Country: Azerbaijan
Group: Talish (Talysh)
Date Finalized: 7/13/2020
Team: Leilani Alva (lead), Johanna McCombs, Maya Shrikant
Content Warning: ethnocide, discrimination, loss of education and cultural rights
Approximate Time Period: 1930-present
The Talysh people are an indigenous group that have lived in and around the Talysh Mountains for hundreds of years (Minority Rights, n.d.). The Talysh have faces many instances of governmental suppression of their culture and language, qualifying this as an instance of ethnocide. The Talysh number around 800,000 in the country (CRIA, 2015), but were not included as an ethnic group in any census data (Kotecha, 2006). In the 1930s, Talysh language schools were closed and the identity was no longer acknowledged as a result of incoming Soviet powers (Kotecha, 2006). The Azerbaijan government has ensured the exclusion of the Talysh from education opportunities and economic security. A source stated that according to UNESCO, the Talysh language is currently classified as “vulnerable” (UNPO, n.d.). The Talysh language has been removed from schools and newspapers and the indigenous villages they reside in are economically isolated (Pulitzer Center, 2019).
Data quality: 3
Sources
- CRIA. “CRIA ” Inspired from Abroad: The External Sources of Separatism in Azerbaijan”. cria-online.org. Archived from the original on 23 September 2015. Retrieved 17 October 2015.

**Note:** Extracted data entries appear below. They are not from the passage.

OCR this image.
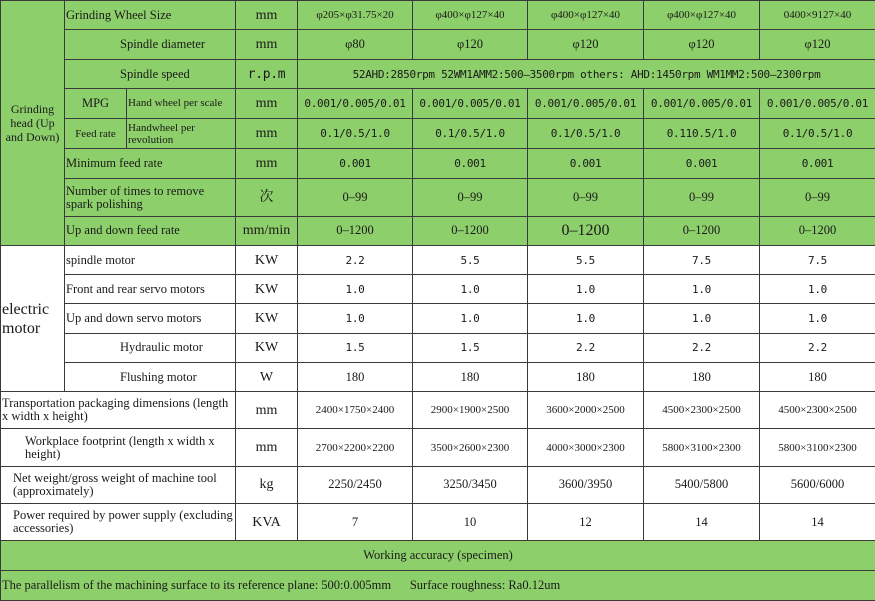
Grinding head (Up and Down)	Grinding Wheel Size		mm	φ205×φ31.75×20	φ400×φ127×40	φ400×φ127×40	φ400×φ127×40	0400×9127×40
	Spindle diameter		mm	φ80	φ120	φ120	φ120	φ120
	Spindle speed		r.p.m	52AHD:2850rpm 52WM1AMM2:500–3500rpm others: AHD:1450rpm WM1MM2:500–2300rpm				
	MPG	Hand wheel per scale	mm	0.001/0.005/0.01	0.001/0.005/0.01	0.001/0.005/0.01	0.001/0.005/0.01	0.001/0.005/0.01
	Feed rate	Handwheel per revolution	mm	0.1/0.5/1.0	0.1/0.5/1.0	0.1/0.5/1.0	0.110.5/1.0	0.1/0.5/1.0
	Minimum feed rate		mm	0.001	0.001	0.001	0.001	0.001
	Number of times to remove spark polishing		次	0–99	0–99	0–99	0–99	0–99
	Up and down feed rate		mm/min	0–1200	0–1200	0–1200	0–1200	0–1200
electric motor	spindle motor		KW	2.2	5.5	5.5	7.5	7.5
	Front and rear servo motors		KW	1.0	1.0	1.0	1.0	1.0
	Up and down servo motors		KW	1.0	1.0	1.0	1.0	1.0
	Hydraulic motor		KW	1.5	1.5	2.2	2.2	2.2
	Flushing motor		W	180	180	180	180	180
Transportation packaging dimensions (length x width x height)			mm	2400×1750×2400	2900×1900×2500	3600×2000×2500	4500×2300×2500	4500×2300×2500
Workplace footprint (length x width x height)			mm	2700×2200×2200	3500×2600×2300	4000×3000×2300	5800×3100×2300	5800×3100×2300
Net weight/gross weight of machine tool (approximately)			kg	2250/2450	3250/3450	3600/3950	5400/5800	5600/6000
Power required by power supply (excluding accessories)			KVA	7	10	12	14	14
Working accuracy (specimen)								
The parallelism of the machining surface to its reference plane: 500:0.005mm      Surface roughness: Ra0.12um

- Kotecha, Hema (2006). “Islamic and Ethnic Identities in Azerbaijan: Emerging Trends and Tensions”Archived 5 March 2009 at the Wayback Machine, OSCE Report, Baku.
- Pulitzer Center (2019). “A Forgotten People: Talysh Women in Azerbaijan.” Pulitzer Center, 13 Nov. 2019, pulitzercenter.org/reporting/forgotten-people-talysh-women-azerbaijan.
- Minority Rights Group (n.d.). “Talysh.” minorityrights.org/minorities/talysh/.
- UNPO (n.d.). “Talysh.” UNPO, unpo.org/members/17338.